Ceci est impossible pour les verbes qui configurent un trajet grâce à la cible (marcher, nager, etc.) et
qui n’ont donc aucune information spatiale. Si on leur ajoute un SN-trajet qui possède une information
spatiale (par exemple, haut-bas comme dans colline), cette information ne trouvera aucun trait verbal
avec lequel s’unifier (22a). Et si ce SN n’a pas d’information spatiale de polarité (une rue, par
exemple), le verbe ne peut pas la lui transmettre (22b). Le SN peut alors éventuellement suppléer ce
manque par l'ajout d'un élément permettant de recréer les extrémités du trajet (22c) :
(22) a. *Il a marché la colline versus il a monté la colline.
b. *Il a marché la rue versus il a monté la rue.
c. ?Il a marché toute la rue / ?il a nagé toute la longueur de la piscine.
Dans cette construction, les deux extrémités de la trajectoire (qui peuvent être des pôles : haut et bas,
bord et bord) sont des parties intégrantes (et non des composants) de l'espace commun et l'axe
polarisé correspond au trajet qui peut être parcouru totalement (23a) ou en partie (23b). En (23c), on
sait que ce sous-trajet (ici, la côte qui n'est pas totalement parcourue) a comme point de départ le bas
de la côte :
(23) a. Il a monté la côte en 15 minutes.
b. Il a monté la côte pendant 15 minutes / sur 500 mètres / de la cabane au refuge.
c. Il a monté la côte jusqu’au refuge.
L’interprétation selon laquelle pendant est itératif demeure possible puisqu’on a le trajet.
La seconde façon d’obtenir la trajectoire consiste à la positionner par rapport à une référence.
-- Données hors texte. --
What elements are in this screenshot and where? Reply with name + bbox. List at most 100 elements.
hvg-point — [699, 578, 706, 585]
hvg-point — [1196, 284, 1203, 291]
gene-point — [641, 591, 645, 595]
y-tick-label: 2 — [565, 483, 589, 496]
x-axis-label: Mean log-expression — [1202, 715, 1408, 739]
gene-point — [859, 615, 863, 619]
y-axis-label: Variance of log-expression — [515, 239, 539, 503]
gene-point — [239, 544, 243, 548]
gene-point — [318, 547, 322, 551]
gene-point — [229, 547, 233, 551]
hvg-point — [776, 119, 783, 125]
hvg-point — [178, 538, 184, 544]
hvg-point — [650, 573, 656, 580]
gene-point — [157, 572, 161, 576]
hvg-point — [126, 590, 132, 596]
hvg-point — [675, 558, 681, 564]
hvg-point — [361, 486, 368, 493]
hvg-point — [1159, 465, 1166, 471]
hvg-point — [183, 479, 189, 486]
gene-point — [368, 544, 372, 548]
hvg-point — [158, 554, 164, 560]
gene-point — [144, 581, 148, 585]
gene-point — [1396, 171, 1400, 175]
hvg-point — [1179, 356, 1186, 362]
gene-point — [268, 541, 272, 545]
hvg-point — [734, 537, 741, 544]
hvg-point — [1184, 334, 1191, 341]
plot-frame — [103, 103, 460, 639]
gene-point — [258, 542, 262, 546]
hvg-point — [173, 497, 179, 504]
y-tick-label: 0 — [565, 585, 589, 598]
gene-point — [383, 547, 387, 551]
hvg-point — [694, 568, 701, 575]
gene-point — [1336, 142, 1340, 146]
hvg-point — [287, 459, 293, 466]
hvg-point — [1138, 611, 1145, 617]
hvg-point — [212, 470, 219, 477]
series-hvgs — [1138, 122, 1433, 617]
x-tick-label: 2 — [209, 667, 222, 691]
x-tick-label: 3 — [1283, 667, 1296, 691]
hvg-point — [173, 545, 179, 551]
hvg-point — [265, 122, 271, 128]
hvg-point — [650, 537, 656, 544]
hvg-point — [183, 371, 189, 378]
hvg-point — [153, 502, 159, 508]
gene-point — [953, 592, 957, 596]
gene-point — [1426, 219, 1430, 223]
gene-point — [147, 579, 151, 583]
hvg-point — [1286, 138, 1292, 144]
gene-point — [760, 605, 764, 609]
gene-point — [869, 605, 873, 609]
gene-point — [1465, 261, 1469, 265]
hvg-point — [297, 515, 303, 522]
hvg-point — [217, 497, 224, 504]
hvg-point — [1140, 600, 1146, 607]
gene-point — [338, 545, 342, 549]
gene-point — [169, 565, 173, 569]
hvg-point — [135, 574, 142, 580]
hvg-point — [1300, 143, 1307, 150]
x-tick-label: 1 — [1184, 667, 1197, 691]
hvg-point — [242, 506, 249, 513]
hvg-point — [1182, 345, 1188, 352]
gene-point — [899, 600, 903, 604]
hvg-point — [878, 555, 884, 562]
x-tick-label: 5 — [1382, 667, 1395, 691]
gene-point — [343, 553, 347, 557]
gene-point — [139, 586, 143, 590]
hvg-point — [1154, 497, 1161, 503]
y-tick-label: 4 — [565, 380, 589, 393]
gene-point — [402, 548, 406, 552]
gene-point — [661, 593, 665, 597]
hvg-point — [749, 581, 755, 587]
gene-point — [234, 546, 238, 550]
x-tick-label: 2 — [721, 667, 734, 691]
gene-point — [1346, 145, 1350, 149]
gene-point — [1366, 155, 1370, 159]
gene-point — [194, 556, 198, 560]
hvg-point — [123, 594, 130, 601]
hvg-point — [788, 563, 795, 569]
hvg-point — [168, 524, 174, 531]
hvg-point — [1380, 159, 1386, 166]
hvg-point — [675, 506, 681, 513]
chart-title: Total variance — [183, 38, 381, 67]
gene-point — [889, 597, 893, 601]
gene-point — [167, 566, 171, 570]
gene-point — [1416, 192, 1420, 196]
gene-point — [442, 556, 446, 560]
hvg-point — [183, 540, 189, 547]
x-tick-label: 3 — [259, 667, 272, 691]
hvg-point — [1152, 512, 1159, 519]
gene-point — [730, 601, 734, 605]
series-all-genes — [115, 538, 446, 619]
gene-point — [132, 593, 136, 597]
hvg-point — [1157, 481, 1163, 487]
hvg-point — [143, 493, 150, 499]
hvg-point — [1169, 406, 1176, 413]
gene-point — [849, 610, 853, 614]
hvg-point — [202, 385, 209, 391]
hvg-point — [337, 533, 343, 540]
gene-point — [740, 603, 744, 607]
Cette
définition se fait sur la base de deux paramètres : le rapport de position de la trajectoire (le long,
autour) et l’adéquation de la référence (référence en longueur, référence en rond). Le SN de ces
verbes identifie la référence et non le trajet lui-même :
18 Ce trajet peut être spécifié comme SN si l’on en identifie bien les bornes. Certains locuteurs acceptent (ix) :
(ix) ?Il a marché toute la rue avant de trouver son cadeau.
On considère ici la rue dans son entièreté, avec le début de la rue comme point de départ et sa fin comme point
d’arrivée.
19 Notons que lorsque rouler équivaut à se déplacer en roulant (manière de se déplacer de la cible), on peut
difficilement adjoindre une mesure du temps :
(x) *?La balle a roulé de la cuisine au salon en 3 minutes.
20 Ces verbes lexicalisent en quelque sorte le ou les syntagmes prépositionnels (Miller et Johnson-Laird 1976).
21 On ne dira pas *il a avancé le jeu de l’oie. Car un jeu de l’oie n’a pas un avant et un arrière, contrairement à
une colline qui a un haut et un bas.